In the Windows settings category, Group Policy preferences allows administrators to automatically configure several types of settings on their users' computers, including: drive maps; environmental variables; files and folders; network shares, registry settings; and shortcuts.

On the Control Panel, preferences give administrators the capability to: define ODBC connections; enable or disable hardware devices; configure folder options; define "open with" associations for file name extensions; control file name extensions; define internet settings and network options, like VPNs; codify power options and power schemes; control printers; control regional options, control scheduled tasks, modify services; and modify the Start menu options.

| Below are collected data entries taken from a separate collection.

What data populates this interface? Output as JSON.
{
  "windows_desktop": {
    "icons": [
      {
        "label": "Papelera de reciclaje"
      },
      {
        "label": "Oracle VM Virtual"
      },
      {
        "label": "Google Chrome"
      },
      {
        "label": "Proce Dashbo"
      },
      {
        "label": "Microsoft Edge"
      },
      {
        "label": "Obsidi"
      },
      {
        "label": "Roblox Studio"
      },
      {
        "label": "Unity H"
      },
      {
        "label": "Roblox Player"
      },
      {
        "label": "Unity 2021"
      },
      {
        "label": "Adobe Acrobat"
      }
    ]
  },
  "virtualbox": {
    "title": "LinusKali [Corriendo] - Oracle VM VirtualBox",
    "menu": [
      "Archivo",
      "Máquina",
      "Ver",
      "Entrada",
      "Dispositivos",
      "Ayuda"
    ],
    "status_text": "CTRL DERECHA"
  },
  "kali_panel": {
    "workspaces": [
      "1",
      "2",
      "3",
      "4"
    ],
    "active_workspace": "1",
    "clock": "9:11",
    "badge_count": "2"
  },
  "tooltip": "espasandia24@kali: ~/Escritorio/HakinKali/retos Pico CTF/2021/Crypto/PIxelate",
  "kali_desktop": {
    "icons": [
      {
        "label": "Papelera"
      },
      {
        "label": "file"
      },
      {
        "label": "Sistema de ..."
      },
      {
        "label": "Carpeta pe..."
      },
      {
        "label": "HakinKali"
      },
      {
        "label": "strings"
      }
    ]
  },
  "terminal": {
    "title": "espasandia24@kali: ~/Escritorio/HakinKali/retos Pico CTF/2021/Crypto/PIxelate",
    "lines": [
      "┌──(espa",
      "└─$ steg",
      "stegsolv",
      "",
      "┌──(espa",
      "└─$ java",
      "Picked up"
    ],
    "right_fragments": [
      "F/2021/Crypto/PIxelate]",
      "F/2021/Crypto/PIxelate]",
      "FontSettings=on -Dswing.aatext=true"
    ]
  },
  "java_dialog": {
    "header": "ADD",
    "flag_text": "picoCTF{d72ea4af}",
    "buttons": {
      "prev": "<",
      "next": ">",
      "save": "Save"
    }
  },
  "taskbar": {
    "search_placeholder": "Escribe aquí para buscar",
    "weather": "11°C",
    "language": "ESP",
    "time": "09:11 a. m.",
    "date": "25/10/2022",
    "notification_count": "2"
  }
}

Microsoft also announced that users will have two ways to obtain the Group Policy preferences technology. They can get it by buying Windows Server 2008 when it goes on sale next year, or they can obtain the capabilities by buying a new product called Remote Server Administration Tools (RSAT), which is designed for managing Windows Vista, and will also work with Windows Server 2003. RSAT should be available about the same time as Windows Server 2008 goes on sale, Microsoft says.

Microsoft continues to sell separately other Group Policy products obtained from DesktopStandard, including the GPOVault software, which keeps track of changes made to Group Policy Objects (GPOs) as a plug-in to the GPMC. DesktopStandard's security tools were not included with the acquisition, and are available from a spin-off company formed last year called Beyond Trust.

Windows Server 2008 will be officially launched with several other products on February 27. However, it is expected to be released to manufacturing before that time.

Interested parties can go to www.microsoft.com/downloads/details.aspx?FamilyId=1087A498-40AD-46BA-9ADA-F32A58A94A85&displaylang=en to download a copy of Windows Server 2008 RC1.